Some patients cannot handle the devastating news that they suffer from a mutation that will result in a serious condition such as breast cancer or early dementia. For example, patients have jumped off buildings immediately after receiving news that they have HIV infection. Inheritance of a mutation like BRCA1 also has implications for family members and the donor will be burdened with the responsibility of disclosure to relatives who may be affected. Is it ethical to track down a patient to inform incidental findings unless he has agreed to receive such information? Even if the patient were deceased, does the duty to return research data extend to the patient’s relatives, particularly in cases like BRCA1 mutations?
So a patient may well NOT want to know. For this reason, the BAC has emphasized the need for pre- and post-test counselling in the context of genetic testing. If return of incidental finding is required, one would assume that the same requirements for genetic counselling will apply as part of the consent procedures. Because how can the patient decide whether or not he wants to know the results of a mutation unless he knows the implications of that mutation. But how can one conduct any meaningful genetic counselling when any of the thousands of mutations may turn up on exome sequencing?

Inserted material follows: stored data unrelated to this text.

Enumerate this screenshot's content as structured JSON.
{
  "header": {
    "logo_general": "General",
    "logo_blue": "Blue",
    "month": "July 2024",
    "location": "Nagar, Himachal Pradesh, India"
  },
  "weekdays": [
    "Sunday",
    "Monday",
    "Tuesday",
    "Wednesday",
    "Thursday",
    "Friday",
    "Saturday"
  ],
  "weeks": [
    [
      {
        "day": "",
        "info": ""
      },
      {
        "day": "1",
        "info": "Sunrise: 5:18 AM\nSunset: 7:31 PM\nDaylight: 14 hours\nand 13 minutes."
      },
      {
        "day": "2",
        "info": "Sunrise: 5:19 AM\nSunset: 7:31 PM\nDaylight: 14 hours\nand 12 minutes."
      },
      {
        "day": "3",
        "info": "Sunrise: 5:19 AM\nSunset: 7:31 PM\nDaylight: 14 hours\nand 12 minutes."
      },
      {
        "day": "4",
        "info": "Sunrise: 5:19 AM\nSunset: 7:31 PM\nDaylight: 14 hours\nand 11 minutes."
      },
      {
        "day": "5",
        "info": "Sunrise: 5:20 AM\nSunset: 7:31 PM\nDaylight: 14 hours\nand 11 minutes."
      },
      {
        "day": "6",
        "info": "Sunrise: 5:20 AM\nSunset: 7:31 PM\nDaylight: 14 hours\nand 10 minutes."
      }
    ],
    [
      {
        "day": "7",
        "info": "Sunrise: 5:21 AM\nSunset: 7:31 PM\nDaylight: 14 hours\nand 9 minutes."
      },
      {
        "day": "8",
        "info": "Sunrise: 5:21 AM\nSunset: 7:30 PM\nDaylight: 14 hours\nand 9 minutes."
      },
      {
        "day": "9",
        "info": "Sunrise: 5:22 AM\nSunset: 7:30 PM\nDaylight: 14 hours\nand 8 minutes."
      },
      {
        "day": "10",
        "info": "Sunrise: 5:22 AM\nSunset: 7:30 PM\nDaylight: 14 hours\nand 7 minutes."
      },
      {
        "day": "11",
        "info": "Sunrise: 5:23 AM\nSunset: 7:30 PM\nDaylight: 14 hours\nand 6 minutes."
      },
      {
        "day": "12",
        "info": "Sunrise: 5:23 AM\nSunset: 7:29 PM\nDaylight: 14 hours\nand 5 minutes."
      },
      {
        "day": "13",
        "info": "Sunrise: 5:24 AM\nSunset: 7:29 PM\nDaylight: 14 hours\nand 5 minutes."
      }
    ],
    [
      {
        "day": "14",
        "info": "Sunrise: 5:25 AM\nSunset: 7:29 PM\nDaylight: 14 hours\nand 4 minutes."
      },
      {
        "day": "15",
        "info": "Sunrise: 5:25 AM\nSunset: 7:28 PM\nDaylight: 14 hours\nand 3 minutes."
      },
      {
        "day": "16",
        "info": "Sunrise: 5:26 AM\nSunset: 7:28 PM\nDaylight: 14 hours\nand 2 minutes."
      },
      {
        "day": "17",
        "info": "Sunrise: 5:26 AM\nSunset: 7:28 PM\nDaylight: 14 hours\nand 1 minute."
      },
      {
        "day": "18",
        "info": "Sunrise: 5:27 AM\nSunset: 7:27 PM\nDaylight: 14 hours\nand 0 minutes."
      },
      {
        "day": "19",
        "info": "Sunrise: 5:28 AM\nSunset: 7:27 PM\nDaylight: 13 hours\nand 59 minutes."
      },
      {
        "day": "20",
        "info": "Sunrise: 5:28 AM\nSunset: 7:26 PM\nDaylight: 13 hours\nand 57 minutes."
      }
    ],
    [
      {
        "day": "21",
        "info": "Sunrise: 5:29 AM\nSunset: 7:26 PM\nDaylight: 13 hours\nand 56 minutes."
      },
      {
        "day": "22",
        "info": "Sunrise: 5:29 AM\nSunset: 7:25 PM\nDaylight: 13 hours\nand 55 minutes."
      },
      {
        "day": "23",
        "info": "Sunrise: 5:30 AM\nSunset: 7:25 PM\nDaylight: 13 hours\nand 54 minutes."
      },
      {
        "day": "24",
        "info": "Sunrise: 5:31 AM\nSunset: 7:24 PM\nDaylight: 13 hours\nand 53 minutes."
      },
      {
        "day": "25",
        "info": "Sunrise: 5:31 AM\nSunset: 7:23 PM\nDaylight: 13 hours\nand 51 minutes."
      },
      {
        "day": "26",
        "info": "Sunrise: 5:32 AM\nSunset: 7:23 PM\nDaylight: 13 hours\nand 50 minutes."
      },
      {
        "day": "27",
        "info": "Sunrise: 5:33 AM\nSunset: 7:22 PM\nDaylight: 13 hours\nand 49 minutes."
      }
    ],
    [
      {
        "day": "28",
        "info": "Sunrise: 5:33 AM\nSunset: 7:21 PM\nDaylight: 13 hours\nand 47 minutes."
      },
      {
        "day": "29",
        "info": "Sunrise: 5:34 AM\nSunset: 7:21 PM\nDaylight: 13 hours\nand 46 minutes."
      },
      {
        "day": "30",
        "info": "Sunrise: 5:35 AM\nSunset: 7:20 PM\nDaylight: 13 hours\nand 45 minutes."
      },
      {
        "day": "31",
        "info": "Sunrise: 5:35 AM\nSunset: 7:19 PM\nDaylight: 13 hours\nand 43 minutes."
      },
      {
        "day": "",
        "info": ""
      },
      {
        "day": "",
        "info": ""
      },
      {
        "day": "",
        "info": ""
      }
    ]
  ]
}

As tissue samples are donated to the biobank which subsequently distributes them, would the biobank be held jointly liable if a researcher fails to declare and return significant findings? The gift is made to the biobank and if the condition of the gift is that significant research data be returned, isn’t there a liability for the biobank which is party to the contract? The amount of data emanating from genomic research is colossal. Would the researcher be held liable if a significant IF has surfaced from the research but is not picked up by the PI who is studying a different question?
Good and bad news.
The good news is that currently, the BAC’s recommendations are that tissue donations for use in research should be treated as outright gifts. As such, there is no obligation for researchers or tissue bankers to return research data nor should donors expect such benefits arising from the donation.
The bad news is that this may change. On National Day Andy Ho wrote a piece commenting on the new BAC recommendations entitled ‘Ethics Guidelines for Biomedical Research’.
The BAC now recommends that where there is a possibility that the research may yield clinically significant incidental findings, the researcher must ask the patients if they wish to be informed of the result, prior to the commencement of the research. Naturally the patient would want to know what is meant by significant findings, and all the issues we just discussed will arise.